為這套NHT環繞聲音箱組合搭配Pioneer SC-LX88 AV功放,利用MCACC校正了各聲道參數后,以幾部電影與音樂會藍光片來試聽NHT的效果。首先要說的是NHT這套音箱很好驅動,每聲道D類功放輸出260W(4歐姆)的功率對於這種小巧的音箱而言,可以發揮出音箱最大的潛力,加上先鋒一貫以來中性直白的聲音風格,因此更能體現NHT音箱的本底素質。在環繞聲音效上,這套系統最能讓人動容的是在包圍感及聲音的連貫性上,以《珍珠港》日軍偷襲的一段,日軍戰機從后而上,左、右穿梭的環繞感強,戰機壓境的壓迫感有相當連貫一致的重現,發揮了環繞聲像營造強烈包圍感的要求。再來《超人特工隊》中樹林追逐戰的場景,刀片、飛碟在空中穿梭的連貫及包圍感營造更是值得一贊,Dash飛奔的踏地聲和踏水聲的連貫感更是爽快,聲像的定位結像自然暢順。在《珍珠港》片中的戰爭場面的音效也能印証NHT音箱的音質密度與動態表現,比如子彈激發的中高頻就非常爽快有力,速度與方向感准確鮮明,雖然帶點刺耳的金屬聲很有真實感,其爽快敏捷的效果不失營造了子彈密集緊迫的威脅力。另外,影片中各種重金屬的碰撞聲也清脆而富質感,在演繹這種激列復雜場面的整體效果上,NHT不會讓人失望。而關乎耐聽感的中高頻音質方面,重播《歌聲魅影》的女高音,演唱柔韌有勁,單是中高至高頻之間亦豐富厚潤,應付女高音的演喝毫不吃力。而且其舞台演唱的聲音包圍感也有具不錯的規模氛圍營造,令人很難相信這麼便宜的環繞音箱竟然能表現得比很多Hi-Fi音箱都要扎實有力的音質。

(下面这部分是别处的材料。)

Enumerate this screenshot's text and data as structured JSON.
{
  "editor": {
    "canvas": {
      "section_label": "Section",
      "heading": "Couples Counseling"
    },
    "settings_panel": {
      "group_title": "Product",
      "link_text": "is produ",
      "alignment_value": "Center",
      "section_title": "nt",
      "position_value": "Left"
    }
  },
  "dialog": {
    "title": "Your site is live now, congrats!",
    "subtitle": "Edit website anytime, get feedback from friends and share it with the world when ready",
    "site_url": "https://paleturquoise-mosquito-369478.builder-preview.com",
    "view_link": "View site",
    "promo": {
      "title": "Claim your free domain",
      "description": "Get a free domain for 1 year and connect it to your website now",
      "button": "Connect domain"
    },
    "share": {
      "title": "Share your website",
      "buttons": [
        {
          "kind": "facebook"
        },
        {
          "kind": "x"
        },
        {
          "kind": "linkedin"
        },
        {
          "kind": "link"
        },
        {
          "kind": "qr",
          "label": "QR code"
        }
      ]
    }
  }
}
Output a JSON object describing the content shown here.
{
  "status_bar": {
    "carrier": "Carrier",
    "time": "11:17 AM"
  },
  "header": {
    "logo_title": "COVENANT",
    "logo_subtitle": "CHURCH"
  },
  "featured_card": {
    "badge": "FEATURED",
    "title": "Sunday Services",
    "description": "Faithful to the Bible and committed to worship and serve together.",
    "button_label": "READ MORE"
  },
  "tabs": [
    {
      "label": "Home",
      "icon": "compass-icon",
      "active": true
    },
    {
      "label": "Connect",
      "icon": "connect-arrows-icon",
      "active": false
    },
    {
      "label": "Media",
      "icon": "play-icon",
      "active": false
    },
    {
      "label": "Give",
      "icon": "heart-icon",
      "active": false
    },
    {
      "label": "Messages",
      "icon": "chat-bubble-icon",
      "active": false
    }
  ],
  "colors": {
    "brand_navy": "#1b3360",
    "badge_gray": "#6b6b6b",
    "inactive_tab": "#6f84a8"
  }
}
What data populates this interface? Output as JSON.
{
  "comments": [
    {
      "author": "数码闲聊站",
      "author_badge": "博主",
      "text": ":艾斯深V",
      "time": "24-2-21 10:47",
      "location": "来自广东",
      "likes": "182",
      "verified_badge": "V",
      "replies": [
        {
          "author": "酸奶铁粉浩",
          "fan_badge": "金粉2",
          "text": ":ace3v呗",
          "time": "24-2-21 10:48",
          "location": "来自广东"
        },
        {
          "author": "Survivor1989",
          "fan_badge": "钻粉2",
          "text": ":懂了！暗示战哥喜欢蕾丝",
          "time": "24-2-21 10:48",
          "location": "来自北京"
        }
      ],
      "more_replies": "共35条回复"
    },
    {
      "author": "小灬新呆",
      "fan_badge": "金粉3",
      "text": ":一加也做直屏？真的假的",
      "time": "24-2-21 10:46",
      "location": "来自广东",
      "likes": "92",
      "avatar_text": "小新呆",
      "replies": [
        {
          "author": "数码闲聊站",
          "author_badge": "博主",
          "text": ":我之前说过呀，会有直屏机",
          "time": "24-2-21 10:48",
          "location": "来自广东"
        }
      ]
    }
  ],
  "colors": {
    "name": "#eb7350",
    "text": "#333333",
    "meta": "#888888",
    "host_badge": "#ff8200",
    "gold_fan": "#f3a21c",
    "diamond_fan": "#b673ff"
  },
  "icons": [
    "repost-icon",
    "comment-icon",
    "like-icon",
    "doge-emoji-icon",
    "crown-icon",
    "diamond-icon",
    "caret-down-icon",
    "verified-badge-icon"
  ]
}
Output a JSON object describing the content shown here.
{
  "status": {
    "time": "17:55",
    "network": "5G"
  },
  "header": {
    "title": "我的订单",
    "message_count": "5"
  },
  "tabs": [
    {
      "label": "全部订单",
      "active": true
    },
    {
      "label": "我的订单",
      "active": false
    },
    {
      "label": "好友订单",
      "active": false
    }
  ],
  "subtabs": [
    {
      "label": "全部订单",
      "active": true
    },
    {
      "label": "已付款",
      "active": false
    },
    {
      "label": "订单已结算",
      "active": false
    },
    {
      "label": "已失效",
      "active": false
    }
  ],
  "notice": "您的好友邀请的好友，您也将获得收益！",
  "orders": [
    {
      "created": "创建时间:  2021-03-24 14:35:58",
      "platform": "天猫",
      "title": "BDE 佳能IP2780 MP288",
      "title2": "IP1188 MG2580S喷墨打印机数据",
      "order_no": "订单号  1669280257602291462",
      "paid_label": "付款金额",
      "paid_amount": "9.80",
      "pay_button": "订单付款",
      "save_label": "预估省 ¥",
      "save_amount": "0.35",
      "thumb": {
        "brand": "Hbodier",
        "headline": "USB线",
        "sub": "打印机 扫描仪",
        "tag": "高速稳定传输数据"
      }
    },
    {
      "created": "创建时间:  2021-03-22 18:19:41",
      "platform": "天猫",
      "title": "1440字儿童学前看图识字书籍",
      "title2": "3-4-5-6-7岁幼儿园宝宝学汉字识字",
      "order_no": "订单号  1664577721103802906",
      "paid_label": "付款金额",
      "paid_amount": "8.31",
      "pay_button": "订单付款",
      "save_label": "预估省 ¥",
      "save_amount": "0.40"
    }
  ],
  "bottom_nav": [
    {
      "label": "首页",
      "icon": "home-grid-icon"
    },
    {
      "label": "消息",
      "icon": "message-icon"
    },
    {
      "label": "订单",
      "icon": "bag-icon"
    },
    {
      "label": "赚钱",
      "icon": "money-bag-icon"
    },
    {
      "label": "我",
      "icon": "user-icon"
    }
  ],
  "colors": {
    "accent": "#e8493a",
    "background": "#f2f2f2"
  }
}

超低音SS-10配備L/R輸入接口,皆用在兩聲道Hi-Fi系統也沒有問題,而相位切換、低通分頻點調整和音量控制都是標准配備

或許很多朋友還會關心這套組合裡的SS-10超低音的表現如何?其10吋的低音單元在速度感和扎實感方面能跟得上其它聲道的音質特性嗎?這方面大家就不用擔心了,雖然低音口徑不算小,但響應速度卻是一點都不會拖泥帶水,在表現動態的電影爆炸、撞擊等音效,SS-10的表現完全稱職的,而換作表現交響樂團的低音樂器鋪墊,SS-10又能呈現出足夠的深沉和具有韌性的音質,一點都不會有分析力不夠的模糊和動態不足的拖沓等情況,足以証明其設計和聲音表現都令人滿意。

對於一套入門級的家庭影院環繞聲效果而言,NHT的表現力實在令人驚喜,也難怪這麼多年來NHT總是能獲得海外媒體的高度贊揚了。當然這並非說入門音箱就沒有缺點,表現完美。事實上,這套NHT Super系列的音質細膩感和中頻飽滿感還有進步的空間,與高級Hi-Fi音箱相比有不小的距離,但由於多聲道先天具有更佳包圍感的優勢,因此在重播電影音效時這個差距被無限縮小了,假如你想音質更上一層樓,NHT也有更優秀的高端產品線等你去賞識,比如我聽過用Luxman L-509合並功放驅動NHT高端產品C4落地箱,其表現Jazz樂的清爽與激情是很有味道、很有水准的,而且無論分析力與音場開揚感都達到很高的水准。假如用NHT高端音箱組成多聲道影院的話,那表現決定值得期待。

轉載自 “新音響”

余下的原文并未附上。